As mentioned, the to_bytes function reads chunks of data. If there is only one chunk, it just returns it. After reading the first chunk, the code checks if there is more to read. If there is nothing else waiting on the line, the code returns the first chunk read. If there is more data on the line, the code then creates a Vector with a capacity of the expected length of the body –
pub async fn to_bytes(body: T) -> Result<Bytes, T::Error>
where T: HttpBody,
{
...
// With more than 1 buf, we gotta flatten into a Vec first.
let cap = first.remaining() + second.remaining() + body.size_hint().lower() as usize;
let mut vec = Vec::with_capacity(cap);
...
The code populates the vector with the already-read data and awaits for the remaining data to be read.
Here, the crucial observation derives the size of the vector from the "Content-Length" header. The code directly passes the expected size to Rust's memory allocator. If the expected size is too large for the allocator, it will panic and crash the process. Since there is no limit for the “Content-Length” header’s value, it is possible to send a small request with a very large “Content-Length” value that will immediately crash the process –memory allocation of 11111111111111111111 bytes failed.
In many cases, depending on the project that uses Hyper, this could be a zero-click DoS attack. Since the scenario of an HTTP-based server receiving data from untrusted sources is extremely common.
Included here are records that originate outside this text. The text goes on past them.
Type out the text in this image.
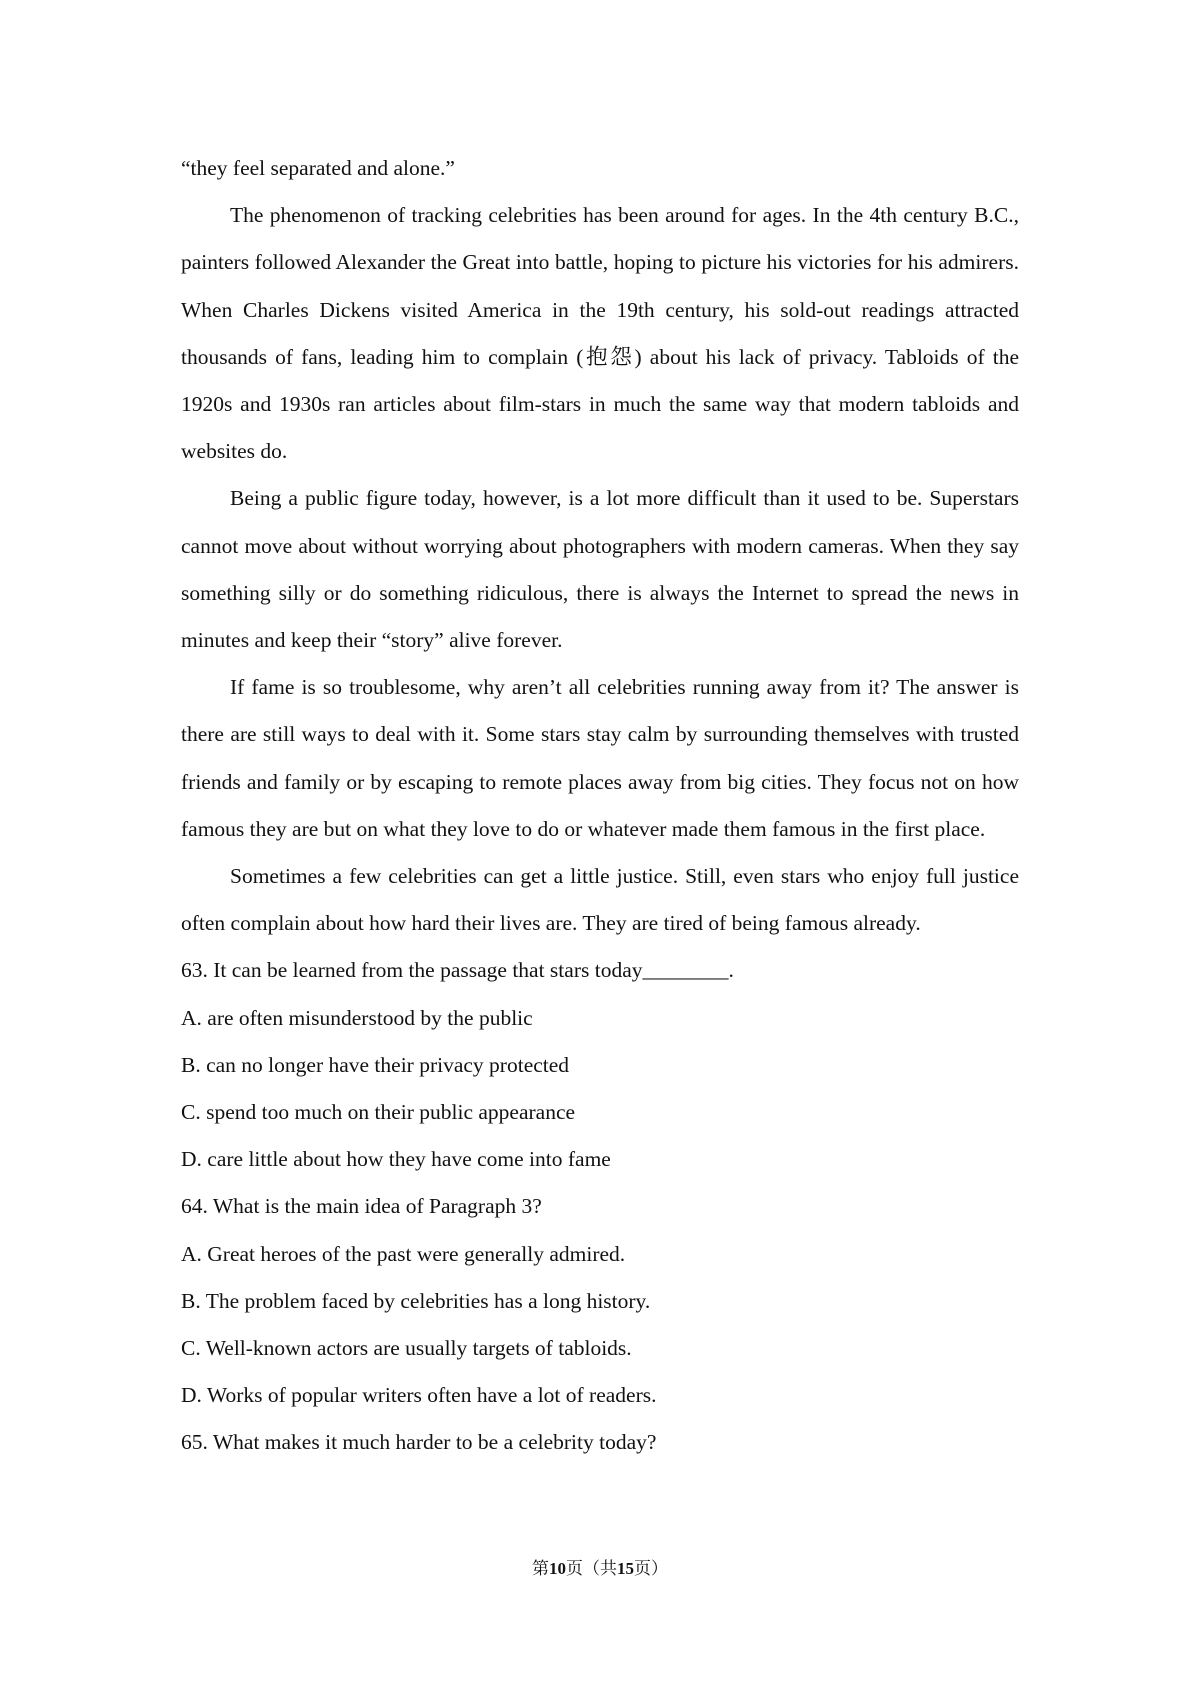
“they feel separated and alone.”

The phenomenon of tracking celebrities has been around for ages. In the 4th century B.C., painters followed Alexander the Great into battle, hoping to picture his victories for his admirers. When Charles Dickens visited America in the 19th century, his sold-out readings attracted thousands of fans, leading him to complain (抱怨) about his lack of privacy. Tabloids of the 1920s and 1930s ran articles about film-stars in much the same way that modern tabloids and websites do.

Being a public figure today, however, is a lot more difficult than it used to be. Superstars cannot move about without worrying about photographers with modern cameras. When they say something silly or do something ridiculous, there is always the Internet to spread the news in minutes and keep their “story” alive forever.

If fame is so troublesome, why aren’t all celebrities running away from it? The answer is there are still ways to deal with it. Some stars stay calm by surrounding themselves with trusted friends and family or by escaping to remote places away from big cities. They focus not on how famous they are but on what they love to do or whatever made them famous in the first place.

Sometimes a few celebrities can get a little justice. Still, even stars who enjoy full justice often complain about how hard their lives are. They are tired of being famous already.

63. It can be learned from the passage that stars today________.

A. are often misunderstood by the public

B. can no longer have their privacy protected

C. spend too much on their public appearance

D. care little about how they have come into fame

64. What is the main idea of Paragraph 3?

A. Great heroes of the past were generally admired.

B. The problem faced by celebrities has a long history.

C. Well-known actors are usually targets of tabloids.

D. Works of popular writers often have a lot of readers.

65. What makes it much harder to be a celebrity today?

第10页（共15页）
How Can this Issue be Resolved?
Since the Hyper library does not restrict the HTTP body size by default, it is up to the developers that rely on Hyper to implement the size check in their own code, by comparing the request/response’s size_hint to some upper limit.
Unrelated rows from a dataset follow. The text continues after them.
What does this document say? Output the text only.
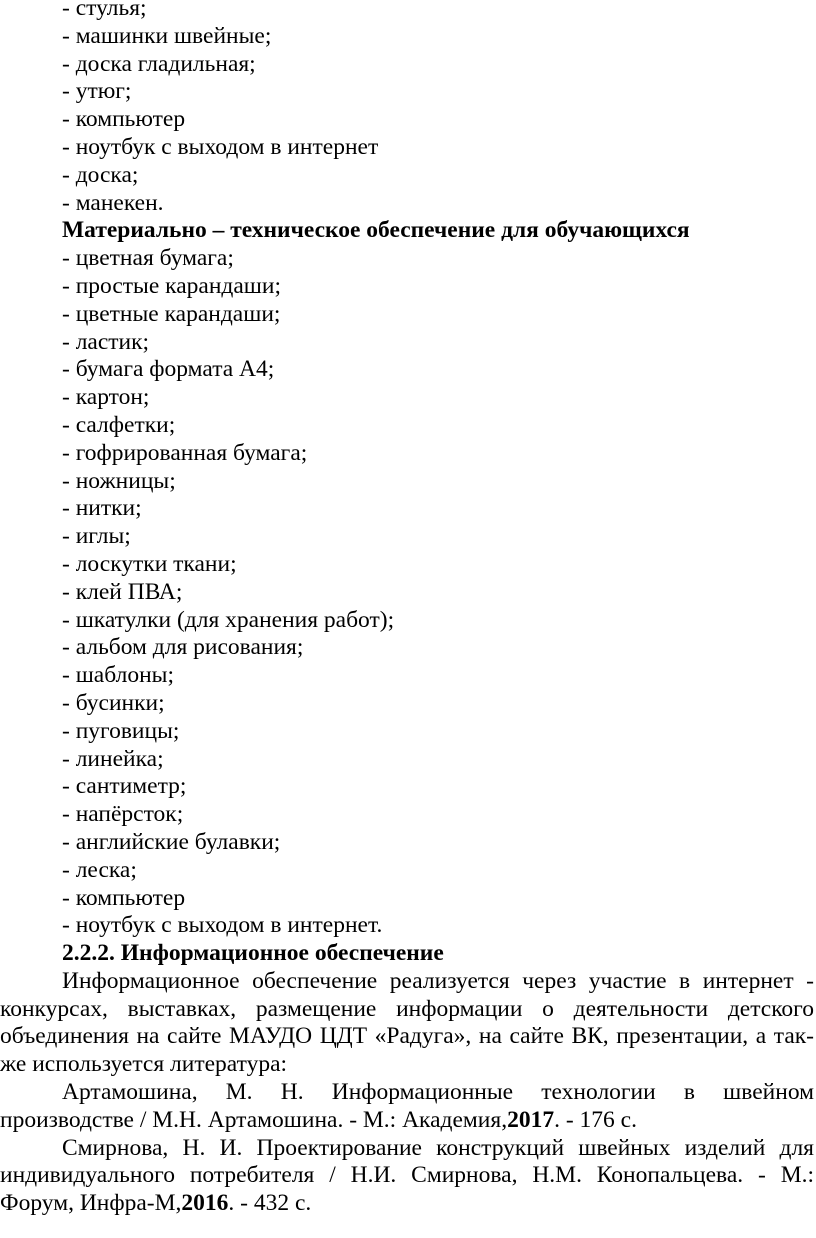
- стулья;
- машинки швейные;
- доска гладильная;
- утюг;
- компьютер
- ноутбук с выходом в интернет
- доска;
- манекен.
Материально – техническое обеспечение для обучающихся
- цветная бумага;
- простые карандаши;
- цветные карандаши;
- ластик;
- бумага формата А4;
- картон;
- салфетки;
- гофрированная бумага;
- ножницы;
- нитки;
- иглы;
- лоскутки ткани;
- клей ПВА;
- шкатулки (для хранения работ);
- альбом для рисования;
- шаблоны;
- бусинки;
- пуговицы;
- линейка;
- сантиметр;
- напёрсток;
- английские булавки;
- леска;
- компьютер
- ноутбук с выходом в интернет.
2.2.2. Информационное обеспечение

Информационное обеспечение реализуется через участие в интернет -
конкурсах, выставках, размещение информации о деятельности детского
объединения на сайте МАУДО ЦДТ «Радуга», на сайте ВК, презентации, а так-
же используется литература:

Артамошина, М. Н. Информационные технологии в швейном
производстве / М.Н. Артамошина. - М.: Академия,2017. - 176 с.

Смирнова, Н. И. Проектирование конструкций швейных изделий для
индивидуального потребителя / Н.И. Смирнова, Н.М. Конопальцева. - М.:
Форум, Инфра-М,2016. - 432 с.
For example from the official documentation –
use hyper::{body::HttpBody};
let response = client.request(request).await?;
const MAX_ALLOWED_RESPONSE_SIZE: u64 = 1024;
let response_content_length = match response.body().size_hint().upper() {
Some(v) => v,
None => MAX_ALLOWED_RESPONSE_SIZE + 1
};
if response_content_length < MAX_ALLOWED_RESPONSE_SIZE {
let body_bytes = hyper::body::to_bytes(response.into_body()).await?;
println!("body: {:?}", body_bytes);
}
Summary
In essence, Hyper's absence of size restrictions poses a grave threat, prone to exploitation by attackers to crash HTTP systems. We highly recommend implementing a size limit on requests & responses as shown above. Offensive360 will keep notifying vulnerable Rust maintainers to address this issue, ensuring comprehensive vulnerability fixes.